We’re so addicted to intentionality that we can’t see regulation without wanting to find the mind behind it. Cybernetics dissolves that urge.
Good.
Discomfort means you’re noticing the difference between a system that persuades you it’s coherent and a system that cannot be incoherent without breaking.
The insistence on finding a “subject” is how responsibility keeps slipping away.
What I Actually Built
The paper describes a governed reasoning substrate with:
Persistent state
Hard epistemic constraints
Explicit resource budgets
Non-linguistic authority
Auditable state transitions
No agency. No goals. No self-modification.
~58,000 lines of code. 76 passing tests. Formal publication on Zenodo.

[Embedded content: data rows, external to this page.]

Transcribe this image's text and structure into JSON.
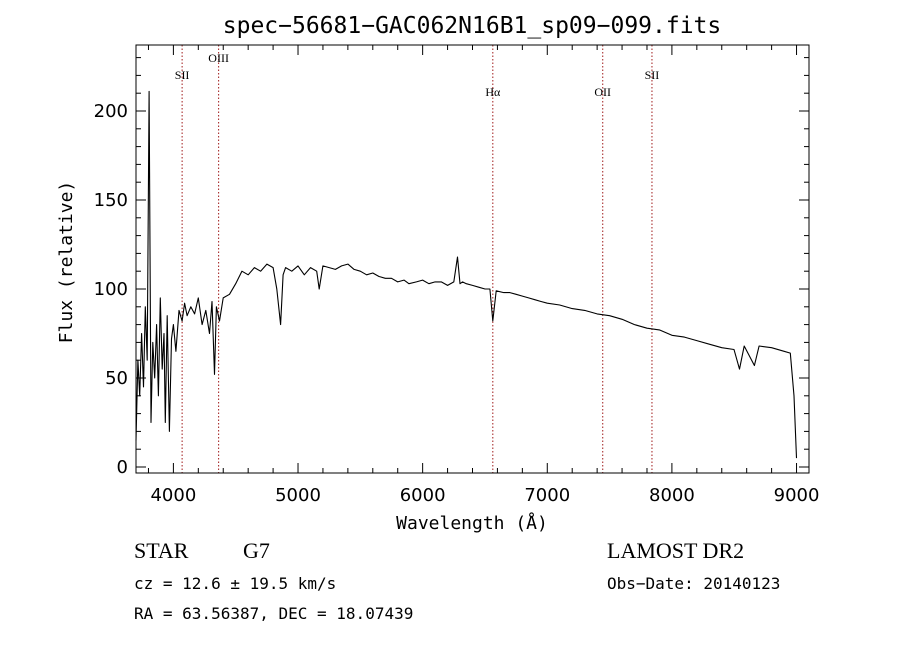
{
  "chart_data": {
    "type": "line",
    "title": "spec−56681−GAC062N16B1_sp09−099.fits",
    "xlabel": "Wavelength (Å)",
    "ylabel": "Flux (relative)",
    "xlim": [
      3700,
      9100
    ],
    "ylim": [
      0,
      240
    ],
    "xticks": [
      4000,
      5000,
      6000,
      7000,
      8000,
      9000
    ],
    "yticks": [
      0,
      50,
      100,
      150,
      200
    ],
    "grid": false,
    "line_color": "#000000",
    "marker_color": "#a01a1a",
    "lines": [
      {
        "label": "SII",
        "wavelength": 4070
      },
      {
        "label": "OIII",
        "wavelength": 4363
      },
      {
        "label": "Hα",
        "wavelength": 6563
      },
      {
        "label": "OII",
        "wavelength": 7445
      },
      {
        "label": "SII",
        "wavelength": 7840
      }
    ],
    "series": [
      {
        "x": [
          3700,
          3715,
          3730,
          3745,
          3760,
          3775,
          3790,
          3805,
          3820,
          3835,
          3850,
          3865,
          3880,
          3895,
          3910,
          3925,
          3935,
          3950,
          3968,
          3985,
          4000,
          4020,
          4045,
          4070,
          4090,
          4110,
          4140,
          4170,
          4200,
          4230,
          4260,
          4290,
          4310,
          4330,
          4345,
          4370,
          4400,
          4450,
          4500,
          4550,
          4600,
          4650,
          4700,
          4750,
          4800,
          4830,
          4860,
          4880,
          4900,
          4950,
          5000,
          5050,
          5100,
          5150,
          5170,
          5200,
          5250,
          5300,
          5350,
          5400,
          5450,
          5500,
          5550,
          5600,
          5650,
          5700,
          5750,
          5800,
          5850,
          5890,
          5950,
          6000,
          6050,
          6100,
          6150,
          6200,
          6250,
          6280,
          6300,
          6320,
          6350,
          6400,
          6450,
          6500,
          6540,
          6563,
          6590,
          6650,
          6700,
          6750,
          6800,
          6850,
          6900,
          6950,
          7000,
          7100,
          7200,
          7300,
          7400,
          7500,
          7600,
          7700,
          7800,
          7900,
          8000,
          8100,
          8200,
          8300,
          8400,
          8498,
          8542,
          8580,
          8662,
          8700,
          8800,
          8900,
          8950,
          8980,
          9000
        ],
        "values": [
          15,
          60,
          40,
          75,
          45,
          90,
          60,
          211,
          25,
          70,
          50,
          80,
          40,
          95,
          55,
          75,
          25,
          85,
          20,
          72,
          80,
          65,
          88,
          82,
          92,
          85,
          90,
          86,
          95,
          80,
          88,
          75,
          93,
          52,
          90,
          82,
          95,
          97,
          103,
          110,
          108,
          112,
          110,
          114,
          112,
          100,
          80,
          108,
          112,
          110,
          113,
          108,
          112,
          110,
          100,
          113,
          112,
          111,
          113,
          114,
          111,
          110,
          108,
          109,
          107,
          106,
          106,
          104,
          105,
          103,
          104,
          105,
          103,
          104,
          104,
          102,
          104,
          118,
          103,
          104,
          103,
          102,
          101,
          100,
          100,
          82,
          99,
          98,
          98,
          97,
          96,
          95,
          94,
          93,
          92,
          91,
          89,
          88,
          86,
          85,
          83,
          80,
          78,
          77,
          74,
          73,
          71,
          69,
          67,
          66,
          55,
          68,
          57,
          68,
          67,
          65,
          64,
          40,
          5
        ]
      }
    ]
  },
  "info": {
    "class": "STAR",
    "subclass": "G7",
    "survey": "LAMOST DR2",
    "redshift": "cz = 12.6 ± 19.5 km/s",
    "obs_date": "Obs−Date: 20140123",
    "coords": "RA =  63.56387, DEC =  18.07439"
  }
}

And yes, language models helped write parts of it - the same way they helped write parts of every technical document I’ve produced in the last two years.
The difference: I formalized the constraints I was already using to keep that collaboration honest.
That’s not cheating. That’s engineering.
The Actual Claim
So no, I didn’t use an AI to write a paper about AI governance.
I used an ungoverned semantic engine while manually enforcing the rules that kept it epistemically sound - and then I wrote down those rules.
The system in the paper is what you get when you make those rules architectural instead of personal.
Turns out that’s just cybernetics.
Turns out we were already doing it.
The future of working with language models - not deploying them as products, but using them as thinking tools - isn’t about making them smarter or nicer or aligned.
It’s about knowing where the jurisdiction boundary is.
Language proposes. Evidence commits.
Everything else is commentary.
The code: https://github.com/unpingable/epistemic_governor
The paper: https://zenodo.org/records/18145347
And if you’re already doing some version of this - manually playing governor while the model plays proposal engine - then you already know why this matters.
You probably just hadn’t named it yet.
The future of AI collaboration is not trust. It’s jurisdiction.